I see this time and again with just regular, ol' 2D DOM and JavaScript. You can define your layout in HTML and then play whack a mole with bugs if elements you got via document.querySelector move or get renamed, or you can define your layouts in JS and pay a relative huge cost in rendering and complexity.
Plus there is the added wrinkle in 3D of having to be very persnickety about memory and shaders and order of operations. How do you make a declarative, semantic scene description that can figure out that this geometry over here can be batched, this over here can be instanced, and never the twain shall meet?
Ah did you then modify the BabylonJS editor? I've been thinking of this approach but worried people have been submitting issues of glitches and oddities that made it seem unstable.
I've been trying to write a 3d editor from scratch with Three.js and Vue 3. It's quite daunting task and I am more appreciative of the work Babylon guys are doing just wish there were more funding so they can knock some of the older issues out.
After spending the last decade designing and building 3D/AR/VR products, I've realized there are many hurdles one has to overcome to create a complete experience. Between learning the principles and tools, building the experience, testing, iterating, distributing, and ensuring everything works correctly on different devices, there's quite a bit of boilerplate work required to bring your imagination to life.

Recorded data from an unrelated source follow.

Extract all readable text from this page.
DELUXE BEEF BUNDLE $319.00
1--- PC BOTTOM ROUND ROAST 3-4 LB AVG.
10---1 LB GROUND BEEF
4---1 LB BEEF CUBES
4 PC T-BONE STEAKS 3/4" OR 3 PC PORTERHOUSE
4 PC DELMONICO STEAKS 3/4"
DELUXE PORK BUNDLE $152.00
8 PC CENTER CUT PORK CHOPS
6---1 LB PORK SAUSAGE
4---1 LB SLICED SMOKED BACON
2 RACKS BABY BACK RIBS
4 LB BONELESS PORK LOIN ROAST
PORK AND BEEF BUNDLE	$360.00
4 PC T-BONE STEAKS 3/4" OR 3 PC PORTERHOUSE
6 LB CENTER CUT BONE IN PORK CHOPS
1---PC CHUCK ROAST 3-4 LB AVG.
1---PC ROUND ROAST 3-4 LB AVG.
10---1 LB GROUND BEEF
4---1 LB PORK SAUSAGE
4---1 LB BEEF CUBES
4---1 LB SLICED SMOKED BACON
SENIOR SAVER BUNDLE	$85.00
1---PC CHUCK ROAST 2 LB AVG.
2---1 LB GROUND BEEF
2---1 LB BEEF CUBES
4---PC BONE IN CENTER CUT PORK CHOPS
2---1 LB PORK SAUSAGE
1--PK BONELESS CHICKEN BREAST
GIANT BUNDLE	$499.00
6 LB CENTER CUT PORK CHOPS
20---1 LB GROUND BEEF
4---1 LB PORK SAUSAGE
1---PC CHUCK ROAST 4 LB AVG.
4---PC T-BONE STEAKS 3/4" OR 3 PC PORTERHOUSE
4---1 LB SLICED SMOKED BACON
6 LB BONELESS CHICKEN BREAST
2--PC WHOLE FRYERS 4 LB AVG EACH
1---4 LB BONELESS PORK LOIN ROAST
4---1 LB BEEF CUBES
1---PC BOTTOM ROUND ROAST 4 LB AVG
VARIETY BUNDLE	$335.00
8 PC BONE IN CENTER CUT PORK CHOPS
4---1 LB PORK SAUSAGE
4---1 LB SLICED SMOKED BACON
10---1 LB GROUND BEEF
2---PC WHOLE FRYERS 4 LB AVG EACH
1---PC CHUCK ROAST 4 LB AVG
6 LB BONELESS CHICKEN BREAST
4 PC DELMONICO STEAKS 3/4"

I designed Virtual Maker to simplify the whole process, letting you focus directly on designing your experience. Let me know what you think!
As someone who has been down this road several times over the last 7 years, all I can say is... good luck.
And watch out for Mozilla. With A-Frame and Hubs, they like to play up "we're all one, big, happy, WebXR family", then quietly copy all your features and claim they were first.
Y'all setup a "recruiting" call with me before releasing A-Frame, asked me tons of questions about my WebXR framework, which I had in the wild for almost a year, which Josh admitted you had been using as part of your testing of Firefox Reality, then announced A-Frame and called it "The world's first WebXR framework". I had growth before the announcement, then nothing after, and people started accusing me of copying A-Frame. How was I supposed to feel?
EDIT: Excuse me, "WebVR support in Firefox". WebVR hadn't been renamed to WebXR, and Firefox Reality didn't exist, yet.
Cool! I run Spatial Ape (the VR industry trade show) and its great to see new authoring tools. Where do you see this fitting in relative to existing solutions like Unity and Unreal? Thanks for sharing!
I've worked with both Unity and Unreal on past projects. While I love both, they have steep learning curves, long build times, and deploying cross-platform is much more difficult than the web.
Virtual Maker is a simplification of the whole process. We have built-in actions, navigation modes, and assets that you can use to get going quickly. We take care of hosting for you, ensuring your scenes work across platforms, with instant deploy times.
Of course, that means Virtual Maker won't give you all the options that Unity and Unreal do to build anything you can imagine. It's a trade off, and depends on what kind of project you're making.
A great FOSS alternative to Unity and Unreal engine is Godot engine. I've found it much easier to learn and work with, extremely Blender3D friendly, and it's cross-platform and web export support seems to be excellent thus far as I've tried any of it. It does still require a fair bit of learning, as any complex tool does, but there's many great tutorials on the web and YouTube to help with that.